Department of Medical Oncology, Godinot Cancer Institute, 51100 Reims, France.
Department of Gastroenterology and Digestive Oncology, Université de Reims Champagne-Ardenne, CHU Reims, 51100 Reims, France.
Nutrients. 2022 Oct 22;14(21):4448. doi: 10.3390/nu14214448.
In the FIGHTDIGO study, digestive cancer patients with dynapenia experienced more chemotherapy-induced neurotoxicities. FIGHTDIGOTOX aimed to evaluate the relationship between pre-therapeutic handgrip strength (HGS) and chemotherapy-induced dose-limiting toxicity (DLT) or all-grade toxicity in digestive cancer patients. HGS measurement was performed with a Jamar dynamometer. Dynapenia was defined according to EWGSOP2 criteria (<27 kg (men); <16 kg (women)). DLT was defined as any toxicity leading to dose reduction, treatment delay, or permanent discontinuation. We also performed an exploratory analysis in patients below the included population’s median HGS. A total of 244 patients were included. According to EWGSOP2 criteria, 23 patients had pre-therapeutic dynapenia (9.4%). With our exploratory median-based threshold (34 kg for men; 22 kg for women), 107 patients were dynapenic (43.8%). For each threshold, dynapenia was not an independent predictive factor of overall DLT and neurotoxicity. Dynapenic patients according to EWGSOP2 definition experienced more hand-foot syndrome (p = 0.007). Low HGS according to our exploratory threshold was associated with more all-grade asthenia (p = 0.014), anemia (p = 0.006), and asthenia with DLT (p = 0.029). Pre-therapeutic dynapenia was not a predictive factor for overall DLT and neurotoxicity in digestive cancer patients but could be a predictive factor of chemotherapy-induced anemia and asthenia. There is a need to better define the threshold of dynapenia in cancer patients.
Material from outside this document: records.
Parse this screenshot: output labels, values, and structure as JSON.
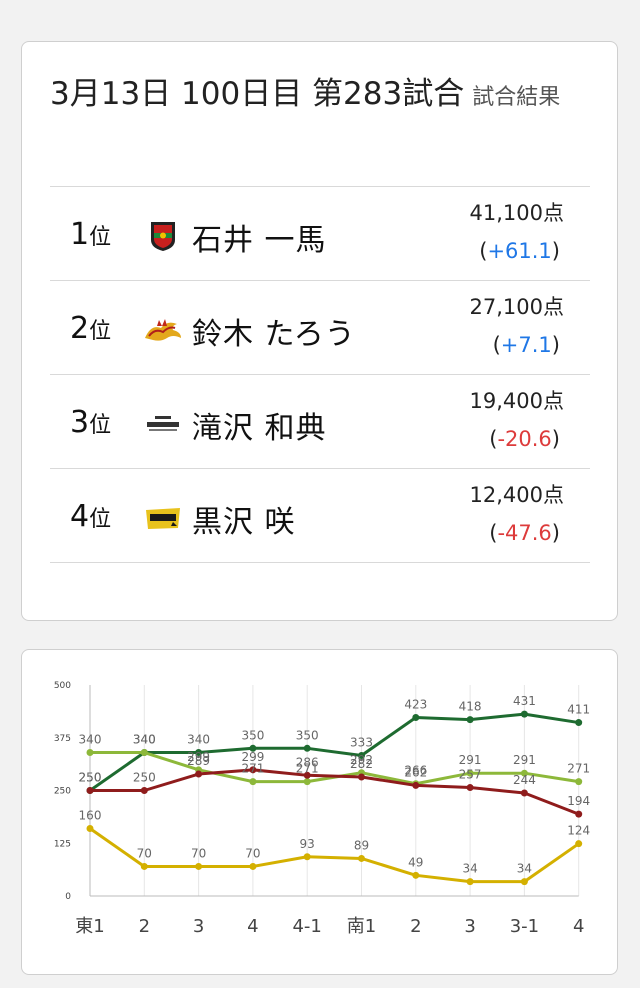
{
  "result": {
    "title": "3月13日 100日目 第283試合",
    "subtitle": "試合結果",
    "rank_suffix": "位",
    "players": [
      {
        "rank": "1",
        "name": "石井 一馬",
        "score": "41,100点",
        "diff": "+61.1",
        "team_icon": "jets-shield-icon"
      },
      {
        "rank": "2",
        "name": "鈴木 たろう",
        "score": "27,100点",
        "diff": "+7.1",
        "team_icon": "dragon-icon"
      },
      {
        "rank": "3",
        "name": "滝沢 和典",
        "score": "19,400点",
        "diff": "-20.6",
        "team_icon": "konami-logo-icon"
      },
      {
        "rank": "4",
        "name": "黒沢 咲",
        "score": "12,400点",
        "diff": "-47.6",
        "team_icon": "raiden-logo-icon"
      }
    ],
    "colors": {
      "positive": "#1f77e6",
      "negative": "#dd3b3b"
    }
  },
  "chart_data": {
    "type": "line",
    "categories": [
      "東1",
      "2",
      "3",
      "4",
      "4-1",
      "南1",
      "2",
      "3",
      "3-1",
      "4"
    ],
    "ylim": [
      0,
      500
    ],
    "yticks": [
      0,
      125,
      250,
      375,
      500
    ],
    "grid": "x",
    "series": [
      {
        "color": "#1e6b30",
        "values": [
          250,
          340,
          340,
          350,
          350,
          333,
          423,
          418,
          431,
          411
        ]
      },
      {
        "color": "#8db83a",
        "values": [
          340,
          340,
          299,
          271,
          271,
          292,
          266,
          291,
          291,
          271
        ]
      },
      {
        "color": "#8f1c1c",
        "values": [
          250,
          250,
          289,
          299,
          286,
          282,
          262,
          257,
          244,
          194
        ]
      },
      {
        "color": "#d4b000",
        "values": [
          160,
          70,
          70,
          70,
          93,
          89,
          49,
          34,
          34,
          124
        ]
      }
    ]
  }
}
在 FIGHTDIGO 研究中,患有 Dynapenia 的消化道癌症患者经历了更多的化疗引起的神经毒性。FIGHTDIGOTOX 旨在评估治疗前握力(HGS)与消化道癌症患者化疗引起的剂量限制毒性(DLT)或所有级别毒性之间的关系。使用 Jamar 测力计进行 HGS 测量。根据 EWGSOP2 标准,将 Dynapenia 定义为<27 kg(男性);<16 kg(女性)。DLT 定义为任何导致剂量减少、治疗延迟或永久停药的毒性。我们还在包括人群 HGS 中位数以下的患者中进行了探索性分析。共纳入 244 例患者。根据 EWGSOP2 标准,23 例患者在治疗前患有 Dynapenia(9.4%)。根据我们的探索性基于中位数的阈值(男性 34 公斤;女性 22 公斤),107 例患者 Dynapenia(43.8%)。对于每个阈值,Dynapenia 都不是总 DLT 和神经毒性的独立预测因素。根据 EWGSOP2 定义,患有 Dynapenia 的患者更易发生手足综合征(p = 0.007)。根据我们的探索性阈值,低 HGS 与更严重的所有级别乏力(p = 0.014)、贫血(p = 0.006)和乏力与 DLT(p = 0.029)相关。治疗前 Dynapenia 不是消化道癌症患者总 DLT 和神经毒性的预测因素,但可能是化疗引起的贫血和乏力的预测因素。有必要更好地定义癌症患者 Dynapenia 的阈值。